Order and judgment modified, on the law, without costs, by deleting the second decretal paragraph thereof and by amending the third decretal paragraph to limit the damages referred to therein to the actual costs and expenses incurred by plaintiff in its defense of the action commenced by Lucille A. Salerno prior to the assumption of that defense by defendant’s insurer, and, as so modified, affirmed. Mahoney, P. J., Kane and Casey, JJ., concur.
Concurrence in Part
concur in part and dissent in part
The sole basis advanced by the majority for refusing to declare such liability of defendant for failing to provide the promised insurance coverage is that, since no judgment has yet been rendered in the Salerno action, a determination on defendant’s liability to plaintiff in the event that plaintiff were called upon to pay such a judgment would be premature and speculative. In our view, this issue is nonetheless ripe for adjudication. Clearly, a present controversy as to the rights of the parties exists by reason of the commencement of the Salerno suit. The matter at issue is the legal effect of the insurance provision of the lease, which will not arise in or be affected by the outcome of the pending Salerno negligence action.

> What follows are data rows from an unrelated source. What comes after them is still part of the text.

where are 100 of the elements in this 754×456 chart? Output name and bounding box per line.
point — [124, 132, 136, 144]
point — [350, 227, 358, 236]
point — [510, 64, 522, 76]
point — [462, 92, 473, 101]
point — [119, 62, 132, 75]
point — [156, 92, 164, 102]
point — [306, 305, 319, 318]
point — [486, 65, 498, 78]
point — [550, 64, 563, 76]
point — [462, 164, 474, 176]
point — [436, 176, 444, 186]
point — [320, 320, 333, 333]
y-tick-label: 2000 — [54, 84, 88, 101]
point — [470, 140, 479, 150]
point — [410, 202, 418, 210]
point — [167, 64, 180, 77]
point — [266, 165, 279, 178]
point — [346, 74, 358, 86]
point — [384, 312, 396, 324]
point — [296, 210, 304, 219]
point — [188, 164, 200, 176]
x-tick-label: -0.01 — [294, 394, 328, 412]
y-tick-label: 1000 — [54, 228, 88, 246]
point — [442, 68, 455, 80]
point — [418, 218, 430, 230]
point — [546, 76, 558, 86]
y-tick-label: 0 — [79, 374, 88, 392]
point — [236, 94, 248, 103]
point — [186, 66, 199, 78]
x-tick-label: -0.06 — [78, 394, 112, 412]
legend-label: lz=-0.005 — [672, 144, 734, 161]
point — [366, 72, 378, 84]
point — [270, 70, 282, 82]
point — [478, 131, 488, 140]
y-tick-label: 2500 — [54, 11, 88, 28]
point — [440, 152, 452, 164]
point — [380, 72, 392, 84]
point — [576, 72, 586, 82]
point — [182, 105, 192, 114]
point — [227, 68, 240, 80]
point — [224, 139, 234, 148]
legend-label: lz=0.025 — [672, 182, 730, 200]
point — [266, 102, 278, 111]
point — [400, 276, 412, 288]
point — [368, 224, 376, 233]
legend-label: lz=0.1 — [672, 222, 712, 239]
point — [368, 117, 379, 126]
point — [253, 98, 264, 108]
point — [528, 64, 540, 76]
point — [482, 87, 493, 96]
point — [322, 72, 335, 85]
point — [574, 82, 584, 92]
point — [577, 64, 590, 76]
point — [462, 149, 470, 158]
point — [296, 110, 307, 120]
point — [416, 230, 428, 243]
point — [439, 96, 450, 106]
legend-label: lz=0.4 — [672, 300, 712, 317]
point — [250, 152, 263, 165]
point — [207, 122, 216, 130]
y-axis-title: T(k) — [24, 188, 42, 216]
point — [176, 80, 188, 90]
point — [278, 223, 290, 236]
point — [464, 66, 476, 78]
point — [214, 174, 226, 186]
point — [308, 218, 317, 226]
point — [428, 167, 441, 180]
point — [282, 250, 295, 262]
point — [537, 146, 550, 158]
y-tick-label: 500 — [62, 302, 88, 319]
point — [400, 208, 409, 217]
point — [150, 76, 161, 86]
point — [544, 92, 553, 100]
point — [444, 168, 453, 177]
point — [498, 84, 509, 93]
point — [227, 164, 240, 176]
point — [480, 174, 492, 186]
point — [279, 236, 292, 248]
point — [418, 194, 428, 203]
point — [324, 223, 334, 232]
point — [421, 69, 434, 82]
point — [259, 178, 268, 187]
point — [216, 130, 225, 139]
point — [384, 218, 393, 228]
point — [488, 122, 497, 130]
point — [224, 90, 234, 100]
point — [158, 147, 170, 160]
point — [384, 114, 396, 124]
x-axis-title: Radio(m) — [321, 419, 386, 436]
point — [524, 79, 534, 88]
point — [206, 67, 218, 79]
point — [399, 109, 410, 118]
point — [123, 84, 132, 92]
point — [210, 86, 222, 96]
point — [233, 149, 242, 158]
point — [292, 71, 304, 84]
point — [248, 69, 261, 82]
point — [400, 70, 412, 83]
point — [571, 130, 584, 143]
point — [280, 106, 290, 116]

When this is so, the mere fact that the promisor may ultimately be exonerated in the underlying negligence action, thereby mooting the question of liability over, is insufficient to bar declaratory relief (see, Hollander v Nationwide Mut. Ins. Co., 60 AD2d 380, 383, lv denied 44 NY2d 646; see also, MVAIC v National Grange Mut. Ins. Co., 19 NY2d 115, 117; State Farm Fire & Cas. Co. v LiMauro, 103 AD2d 514, 517-518, affd 65 NY2d 369; cf., Cutro v Sheehan Agency, 96 AD2d 669). This distinguishes the instant case from those in which declaratory relief as to an insurer’s duty to indemnify an insured was denied, because indemnification was contingent upon and had to await resolution of the nature of the insured’s liability in the underlying negligence action by the third party (see, Public Serv. Mut. Ins. Co. v Goldfarb, 53 NY2d 392, 401-402; Prashker v United States Guar. Co., 1 NY2d 584, 590-592).
Therefore, we would further modify the judgment by further amending the third decretal paragraph to declare that defendant is liable to plaintiff for any and all payments by plaintiff in discharge of liability in the action commenced by Lucille A. Salerno, not exceeding $300,000.